July 2020
Sandra Phillips is Curator Emerita of Photography at the San Francisco Museum of Modern Art. Throughout her illustrious career, she has organized numerous acclaimed exhibitions of modern and contemporary photography including Exposed: Voyeurism, Surveillance and the Camera Since 1870 and Crossing the Frontier: Photographs of the Developing West, which is the inspiration behind her course this fall "Photographs and American Land Use, 1845-2020."
What inspired your interest in land use photography?
Well, first of all, I come from New York, though I've now lived in California for almost 30 years. When I first moved out here, I did a show called “Crossing the Frontier” which was about the West. Not the beautiful West of Ansel Adams. It was about why we moved out West, why we conquered the West, why we appropriated the West into our culture. And it spurred me to wonder about the people who were involved in rethinking the West, in creating this sort of mythology about it that we still propagate as a culture.

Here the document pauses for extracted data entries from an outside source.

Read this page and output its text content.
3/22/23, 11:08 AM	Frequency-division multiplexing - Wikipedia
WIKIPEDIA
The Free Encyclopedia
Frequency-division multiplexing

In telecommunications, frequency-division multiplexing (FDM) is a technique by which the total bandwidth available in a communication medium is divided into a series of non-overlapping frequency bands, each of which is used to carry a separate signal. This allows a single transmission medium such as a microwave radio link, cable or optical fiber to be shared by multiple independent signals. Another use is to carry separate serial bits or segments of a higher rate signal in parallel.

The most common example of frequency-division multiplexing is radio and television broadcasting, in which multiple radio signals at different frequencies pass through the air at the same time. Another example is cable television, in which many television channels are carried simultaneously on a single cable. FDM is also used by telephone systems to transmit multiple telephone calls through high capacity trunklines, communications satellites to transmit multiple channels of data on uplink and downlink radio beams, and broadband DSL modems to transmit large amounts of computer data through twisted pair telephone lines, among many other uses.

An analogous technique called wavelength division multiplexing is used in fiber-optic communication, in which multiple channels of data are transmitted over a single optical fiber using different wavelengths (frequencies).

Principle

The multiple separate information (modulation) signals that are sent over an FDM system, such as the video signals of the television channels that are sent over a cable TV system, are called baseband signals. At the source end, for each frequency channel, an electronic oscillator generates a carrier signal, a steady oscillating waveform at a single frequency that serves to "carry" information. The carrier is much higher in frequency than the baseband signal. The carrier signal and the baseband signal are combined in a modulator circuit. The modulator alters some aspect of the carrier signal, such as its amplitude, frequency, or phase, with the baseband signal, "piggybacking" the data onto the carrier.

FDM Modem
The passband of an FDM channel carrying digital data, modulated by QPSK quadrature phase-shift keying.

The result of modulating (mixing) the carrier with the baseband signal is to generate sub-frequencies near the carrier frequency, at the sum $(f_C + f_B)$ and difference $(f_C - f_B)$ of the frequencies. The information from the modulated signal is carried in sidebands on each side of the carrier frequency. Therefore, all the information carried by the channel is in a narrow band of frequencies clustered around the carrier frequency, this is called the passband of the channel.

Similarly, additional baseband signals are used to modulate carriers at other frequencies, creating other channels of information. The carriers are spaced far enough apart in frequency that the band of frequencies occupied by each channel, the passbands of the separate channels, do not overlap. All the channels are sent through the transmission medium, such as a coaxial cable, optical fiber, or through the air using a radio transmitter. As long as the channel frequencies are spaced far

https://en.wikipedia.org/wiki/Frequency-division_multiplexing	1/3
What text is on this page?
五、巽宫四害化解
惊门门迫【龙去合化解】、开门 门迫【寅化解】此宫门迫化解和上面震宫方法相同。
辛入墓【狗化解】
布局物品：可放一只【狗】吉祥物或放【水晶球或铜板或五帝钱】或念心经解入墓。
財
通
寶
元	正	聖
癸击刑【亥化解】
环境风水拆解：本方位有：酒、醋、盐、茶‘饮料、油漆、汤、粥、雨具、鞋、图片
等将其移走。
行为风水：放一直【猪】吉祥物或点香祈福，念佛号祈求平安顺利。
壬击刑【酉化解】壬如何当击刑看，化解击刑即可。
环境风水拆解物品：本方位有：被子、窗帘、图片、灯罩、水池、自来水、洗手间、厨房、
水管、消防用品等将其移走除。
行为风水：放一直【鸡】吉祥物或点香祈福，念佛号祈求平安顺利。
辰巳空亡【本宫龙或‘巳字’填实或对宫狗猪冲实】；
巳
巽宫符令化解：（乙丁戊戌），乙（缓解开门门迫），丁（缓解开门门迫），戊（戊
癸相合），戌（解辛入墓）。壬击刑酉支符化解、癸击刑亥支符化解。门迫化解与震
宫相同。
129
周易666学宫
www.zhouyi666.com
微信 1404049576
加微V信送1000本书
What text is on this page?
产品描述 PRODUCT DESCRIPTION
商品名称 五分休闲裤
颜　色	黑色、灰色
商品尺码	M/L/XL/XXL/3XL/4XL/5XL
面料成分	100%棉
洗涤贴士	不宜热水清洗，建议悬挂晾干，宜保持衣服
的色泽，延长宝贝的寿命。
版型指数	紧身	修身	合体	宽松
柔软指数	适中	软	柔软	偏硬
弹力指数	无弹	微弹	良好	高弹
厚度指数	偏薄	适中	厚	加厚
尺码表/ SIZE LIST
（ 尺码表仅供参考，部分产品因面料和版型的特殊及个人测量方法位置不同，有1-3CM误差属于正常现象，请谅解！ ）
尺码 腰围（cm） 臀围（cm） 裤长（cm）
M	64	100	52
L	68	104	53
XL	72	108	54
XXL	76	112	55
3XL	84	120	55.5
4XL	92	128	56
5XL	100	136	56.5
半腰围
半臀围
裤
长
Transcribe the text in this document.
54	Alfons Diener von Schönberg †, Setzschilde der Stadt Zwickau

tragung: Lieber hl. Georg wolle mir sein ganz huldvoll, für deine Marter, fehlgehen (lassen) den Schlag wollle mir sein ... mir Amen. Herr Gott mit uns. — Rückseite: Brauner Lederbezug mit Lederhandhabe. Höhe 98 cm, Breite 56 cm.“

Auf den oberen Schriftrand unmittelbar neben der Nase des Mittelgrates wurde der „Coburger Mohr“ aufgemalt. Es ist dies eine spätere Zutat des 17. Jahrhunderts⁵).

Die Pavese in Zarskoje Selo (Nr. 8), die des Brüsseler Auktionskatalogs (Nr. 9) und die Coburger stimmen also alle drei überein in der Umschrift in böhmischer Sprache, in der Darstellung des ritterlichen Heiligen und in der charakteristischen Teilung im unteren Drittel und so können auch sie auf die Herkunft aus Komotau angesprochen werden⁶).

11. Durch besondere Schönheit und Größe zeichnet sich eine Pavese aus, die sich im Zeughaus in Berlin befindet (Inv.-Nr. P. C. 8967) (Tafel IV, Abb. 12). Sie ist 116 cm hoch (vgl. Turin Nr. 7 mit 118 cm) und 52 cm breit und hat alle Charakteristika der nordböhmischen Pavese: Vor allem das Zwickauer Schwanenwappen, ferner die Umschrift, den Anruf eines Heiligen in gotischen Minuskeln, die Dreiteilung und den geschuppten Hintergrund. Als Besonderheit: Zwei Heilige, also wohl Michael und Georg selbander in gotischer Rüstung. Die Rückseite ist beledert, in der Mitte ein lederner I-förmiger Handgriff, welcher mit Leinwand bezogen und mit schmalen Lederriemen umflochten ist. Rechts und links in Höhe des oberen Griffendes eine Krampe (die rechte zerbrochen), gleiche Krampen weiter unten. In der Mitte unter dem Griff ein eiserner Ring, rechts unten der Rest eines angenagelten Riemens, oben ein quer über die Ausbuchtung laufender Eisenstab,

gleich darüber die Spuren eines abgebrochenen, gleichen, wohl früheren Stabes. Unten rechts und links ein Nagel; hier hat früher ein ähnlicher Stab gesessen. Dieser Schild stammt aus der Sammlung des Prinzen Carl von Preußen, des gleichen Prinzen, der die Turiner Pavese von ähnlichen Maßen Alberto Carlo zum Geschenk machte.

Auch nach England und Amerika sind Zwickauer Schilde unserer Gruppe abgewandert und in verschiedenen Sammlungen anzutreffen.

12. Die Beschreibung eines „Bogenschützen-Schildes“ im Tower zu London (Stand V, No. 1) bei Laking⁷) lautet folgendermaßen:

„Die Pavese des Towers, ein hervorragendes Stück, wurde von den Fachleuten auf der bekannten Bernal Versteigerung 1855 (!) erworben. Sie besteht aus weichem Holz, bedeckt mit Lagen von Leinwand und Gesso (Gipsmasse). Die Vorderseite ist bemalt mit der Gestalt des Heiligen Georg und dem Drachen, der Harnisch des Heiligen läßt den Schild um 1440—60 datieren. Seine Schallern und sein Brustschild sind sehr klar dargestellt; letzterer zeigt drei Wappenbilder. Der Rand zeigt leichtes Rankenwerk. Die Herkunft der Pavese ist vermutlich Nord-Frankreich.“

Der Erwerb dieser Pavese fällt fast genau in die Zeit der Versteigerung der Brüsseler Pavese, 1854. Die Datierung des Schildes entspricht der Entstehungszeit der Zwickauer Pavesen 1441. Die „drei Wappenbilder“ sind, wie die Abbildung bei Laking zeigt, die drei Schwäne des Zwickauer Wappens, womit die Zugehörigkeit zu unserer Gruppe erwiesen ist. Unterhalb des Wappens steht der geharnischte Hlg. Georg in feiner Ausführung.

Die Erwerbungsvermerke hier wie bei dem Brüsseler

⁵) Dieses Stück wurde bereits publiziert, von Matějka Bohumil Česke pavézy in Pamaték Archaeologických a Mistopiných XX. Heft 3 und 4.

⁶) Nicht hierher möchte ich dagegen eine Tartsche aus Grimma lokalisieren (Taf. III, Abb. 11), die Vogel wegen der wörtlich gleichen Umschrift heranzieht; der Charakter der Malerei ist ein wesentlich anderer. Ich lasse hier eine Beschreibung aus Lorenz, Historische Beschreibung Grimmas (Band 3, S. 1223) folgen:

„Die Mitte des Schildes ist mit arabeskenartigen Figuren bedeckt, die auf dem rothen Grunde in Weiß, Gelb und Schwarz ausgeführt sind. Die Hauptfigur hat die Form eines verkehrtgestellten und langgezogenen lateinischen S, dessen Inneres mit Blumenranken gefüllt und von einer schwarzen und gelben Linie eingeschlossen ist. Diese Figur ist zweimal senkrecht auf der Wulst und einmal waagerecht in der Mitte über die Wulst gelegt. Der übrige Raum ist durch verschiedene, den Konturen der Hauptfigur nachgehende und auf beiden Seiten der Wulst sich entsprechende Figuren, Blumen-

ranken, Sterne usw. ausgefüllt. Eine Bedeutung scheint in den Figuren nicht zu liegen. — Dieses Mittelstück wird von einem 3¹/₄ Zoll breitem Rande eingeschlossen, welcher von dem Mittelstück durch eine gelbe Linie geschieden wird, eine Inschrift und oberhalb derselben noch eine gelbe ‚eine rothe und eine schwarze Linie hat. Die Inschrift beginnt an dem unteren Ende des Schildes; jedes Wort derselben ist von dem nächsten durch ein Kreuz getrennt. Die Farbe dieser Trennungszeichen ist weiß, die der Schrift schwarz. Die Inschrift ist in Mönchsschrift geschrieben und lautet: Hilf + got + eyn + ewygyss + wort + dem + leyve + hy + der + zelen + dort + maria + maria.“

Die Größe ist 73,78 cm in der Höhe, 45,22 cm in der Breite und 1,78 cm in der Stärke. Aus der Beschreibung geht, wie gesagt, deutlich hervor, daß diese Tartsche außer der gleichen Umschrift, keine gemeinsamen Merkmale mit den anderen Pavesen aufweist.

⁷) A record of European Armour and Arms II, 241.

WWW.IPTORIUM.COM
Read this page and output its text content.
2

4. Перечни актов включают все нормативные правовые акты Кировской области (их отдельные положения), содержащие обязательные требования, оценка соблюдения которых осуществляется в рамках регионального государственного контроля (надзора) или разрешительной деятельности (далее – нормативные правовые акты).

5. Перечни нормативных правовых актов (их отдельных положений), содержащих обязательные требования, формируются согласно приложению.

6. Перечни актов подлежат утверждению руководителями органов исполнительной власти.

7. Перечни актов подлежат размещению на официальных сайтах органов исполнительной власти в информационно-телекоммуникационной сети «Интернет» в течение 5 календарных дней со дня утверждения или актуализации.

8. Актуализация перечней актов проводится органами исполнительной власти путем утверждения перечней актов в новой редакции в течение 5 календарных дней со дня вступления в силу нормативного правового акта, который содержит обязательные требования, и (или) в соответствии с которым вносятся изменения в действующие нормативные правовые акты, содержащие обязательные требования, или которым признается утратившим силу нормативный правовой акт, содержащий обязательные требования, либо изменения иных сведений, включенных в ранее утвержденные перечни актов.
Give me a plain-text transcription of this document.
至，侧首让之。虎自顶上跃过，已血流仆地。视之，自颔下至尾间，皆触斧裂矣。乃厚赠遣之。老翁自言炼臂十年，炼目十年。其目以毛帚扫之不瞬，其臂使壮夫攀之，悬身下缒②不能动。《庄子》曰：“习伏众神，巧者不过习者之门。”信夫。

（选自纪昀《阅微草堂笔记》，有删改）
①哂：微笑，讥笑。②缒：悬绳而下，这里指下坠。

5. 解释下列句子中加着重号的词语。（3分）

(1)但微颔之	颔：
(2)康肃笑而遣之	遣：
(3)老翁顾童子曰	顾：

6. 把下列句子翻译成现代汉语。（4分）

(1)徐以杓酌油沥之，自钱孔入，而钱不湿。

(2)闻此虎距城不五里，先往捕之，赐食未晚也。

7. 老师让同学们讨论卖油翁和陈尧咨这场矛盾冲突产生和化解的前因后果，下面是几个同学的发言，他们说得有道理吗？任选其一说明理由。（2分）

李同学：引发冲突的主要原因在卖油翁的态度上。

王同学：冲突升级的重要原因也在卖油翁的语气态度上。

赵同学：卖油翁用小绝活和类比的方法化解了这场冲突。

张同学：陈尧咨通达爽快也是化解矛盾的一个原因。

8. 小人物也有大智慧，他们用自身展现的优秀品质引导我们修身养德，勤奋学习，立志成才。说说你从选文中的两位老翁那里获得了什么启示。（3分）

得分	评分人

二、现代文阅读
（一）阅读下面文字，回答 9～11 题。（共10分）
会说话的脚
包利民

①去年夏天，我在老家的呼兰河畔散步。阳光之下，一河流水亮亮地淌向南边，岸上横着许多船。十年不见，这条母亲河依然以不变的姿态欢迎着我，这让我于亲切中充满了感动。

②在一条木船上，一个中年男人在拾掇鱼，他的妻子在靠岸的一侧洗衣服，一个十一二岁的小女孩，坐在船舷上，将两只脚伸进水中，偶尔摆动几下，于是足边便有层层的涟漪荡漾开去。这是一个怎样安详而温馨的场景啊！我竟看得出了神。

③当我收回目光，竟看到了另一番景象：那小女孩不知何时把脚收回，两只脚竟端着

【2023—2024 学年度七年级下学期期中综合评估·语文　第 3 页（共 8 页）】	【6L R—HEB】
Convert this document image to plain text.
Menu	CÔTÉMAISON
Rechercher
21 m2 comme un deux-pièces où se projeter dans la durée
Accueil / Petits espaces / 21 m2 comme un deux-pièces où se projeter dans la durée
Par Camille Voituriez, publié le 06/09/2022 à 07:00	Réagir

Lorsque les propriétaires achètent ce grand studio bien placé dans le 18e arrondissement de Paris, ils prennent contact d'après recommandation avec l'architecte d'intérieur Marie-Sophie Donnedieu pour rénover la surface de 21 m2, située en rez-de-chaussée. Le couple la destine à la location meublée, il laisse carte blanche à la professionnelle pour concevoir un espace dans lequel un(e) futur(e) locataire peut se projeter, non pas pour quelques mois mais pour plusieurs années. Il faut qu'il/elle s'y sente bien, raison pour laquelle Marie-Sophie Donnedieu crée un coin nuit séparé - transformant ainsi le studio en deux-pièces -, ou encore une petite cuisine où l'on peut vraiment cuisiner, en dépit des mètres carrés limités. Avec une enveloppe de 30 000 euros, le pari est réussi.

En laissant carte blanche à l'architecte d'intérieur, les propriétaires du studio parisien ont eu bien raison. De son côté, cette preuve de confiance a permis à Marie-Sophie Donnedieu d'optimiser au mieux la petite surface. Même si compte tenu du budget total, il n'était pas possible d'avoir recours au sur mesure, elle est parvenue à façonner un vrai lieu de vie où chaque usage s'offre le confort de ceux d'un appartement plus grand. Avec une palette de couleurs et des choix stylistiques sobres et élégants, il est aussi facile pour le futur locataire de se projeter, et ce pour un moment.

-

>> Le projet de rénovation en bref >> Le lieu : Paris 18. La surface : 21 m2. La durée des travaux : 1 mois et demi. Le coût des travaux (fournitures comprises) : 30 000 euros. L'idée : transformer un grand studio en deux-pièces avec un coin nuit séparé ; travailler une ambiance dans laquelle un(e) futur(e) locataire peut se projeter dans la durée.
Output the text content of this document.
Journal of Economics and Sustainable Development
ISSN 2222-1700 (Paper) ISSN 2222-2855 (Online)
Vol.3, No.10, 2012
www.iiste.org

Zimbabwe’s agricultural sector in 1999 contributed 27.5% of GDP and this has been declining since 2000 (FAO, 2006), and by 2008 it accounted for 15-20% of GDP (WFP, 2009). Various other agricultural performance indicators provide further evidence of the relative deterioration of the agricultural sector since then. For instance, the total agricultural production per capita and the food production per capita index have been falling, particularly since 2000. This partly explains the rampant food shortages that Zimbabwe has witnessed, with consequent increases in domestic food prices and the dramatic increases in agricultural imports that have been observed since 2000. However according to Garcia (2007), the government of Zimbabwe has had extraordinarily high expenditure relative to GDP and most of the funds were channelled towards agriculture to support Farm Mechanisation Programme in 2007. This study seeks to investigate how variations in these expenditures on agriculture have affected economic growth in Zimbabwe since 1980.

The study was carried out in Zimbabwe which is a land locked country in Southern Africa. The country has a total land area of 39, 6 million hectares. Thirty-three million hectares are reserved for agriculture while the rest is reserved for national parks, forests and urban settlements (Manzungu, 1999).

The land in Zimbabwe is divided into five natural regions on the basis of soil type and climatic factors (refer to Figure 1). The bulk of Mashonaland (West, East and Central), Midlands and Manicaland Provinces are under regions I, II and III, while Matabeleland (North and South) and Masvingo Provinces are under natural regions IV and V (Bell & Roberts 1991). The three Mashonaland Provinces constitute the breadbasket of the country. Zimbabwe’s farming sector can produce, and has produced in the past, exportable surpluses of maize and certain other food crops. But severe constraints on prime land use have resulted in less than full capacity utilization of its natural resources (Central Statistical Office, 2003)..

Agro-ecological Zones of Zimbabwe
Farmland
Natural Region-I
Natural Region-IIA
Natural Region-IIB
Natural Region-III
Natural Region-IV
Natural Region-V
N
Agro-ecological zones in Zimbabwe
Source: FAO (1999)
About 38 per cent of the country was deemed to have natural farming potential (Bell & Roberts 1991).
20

I always thought of 19th century photography as mostly portraiture.
Yes, that’s right. Most of the ways early photographers earned their money was to make portraits because those were saleable whereas landscape-oriented pictures were not. In fact, most of the 19th century photographs we have of land were funded by companies mostly in the East that were exploring for oil or coal or wanted to figure out where to put down a railroad. The government got involved after the Civil War, too. They supported explorations of the West because they wanted to see what resources were out here. So it's a very interesting mixture of people taking photographs — those who had a vested interest in it for the sake of developing the land and those who did it mostly later and mainly for capturing and memorializing a moment in time at this place.
Who were these early photographers?
Most of the exploratory Western photographers were formerly Civil War photographers who’d proven they were well trained. And they were almost entirely white guys. I’ve spent years looking for alternative voices and perspectives for this period. Slowly and later women become a part of it, and only much later Black or Brown Americans. There were certainly women who made portrait photography early on, and sustained themselves that way like everyone else. But for much of the time it’s been mostly a male thing to go out and make these pictures of what the country really looks like. There are some women now, in their 60s and 70s, who've been making pictures, but there are not many. Alternative voices are coming into the mix, which is wonderful.
It seems that early land use photography was very capitalist driven. Did the development of smaller cameras democratize the field?
This is a very interesting issue. By the turn of the century, there's a guy named George Eastman whose company was called Kodak, who was very interested in making cameras and photography a much simpler process that could be handed over to the common man. So, yes, democratizing it.
Not surprisingly, what happens is that there is a reemergence of the artist photographer in the mid-to-late 20th century, partly resulting from a pushback against these more amateur photographers. People like Ansel Adams are part of that, although later there's this kind of reaction by various people against his obvious romanticizing of landscape.
The Museum of Modern Art in New York was instrumental in forwarding a rethinking of photography and now we have photography as a form of art that's been valorized in museums and big, expensive books. It acknowledges this kind of whole history. And, the fact that making a big photograph with a lot of detail in places that are obscure really requires somebody who's been trained, who's got important equipment, and who can afford to go to Wyoming, or, you know, obscure places to see and photograph this stuff.
What or who sparked the public’s fascination with land photography?
I think Ansel Adams initiated it by capturing it with a kind of reverence. That was his goal and the goal of the Sierra Club. They made these photographs to sell and publicize the importance of the environment so it's a good thing. It was a way of initiating the connection that we have with the land. They popularized it and over time any college student could and can buy a calendar with beautiful Ansel Adams pictures or Eliot Porter pictures. And of course it’s almost always just the West. The East Coast and the Midwest seemed to have dropped out of view.
What do you hope OLLI members take away from your course?
We have a difficult history that we have to deal with in terms of what we've done to native people and to the land itself, and we're responsible for it. I mean there are good things that have happened, too. It's not all grim. We have wonderful spaces that have been saved and preserved. We have an environmental movement that's been brave and pretty forward looking and I think that's our future. We just need to try and be better.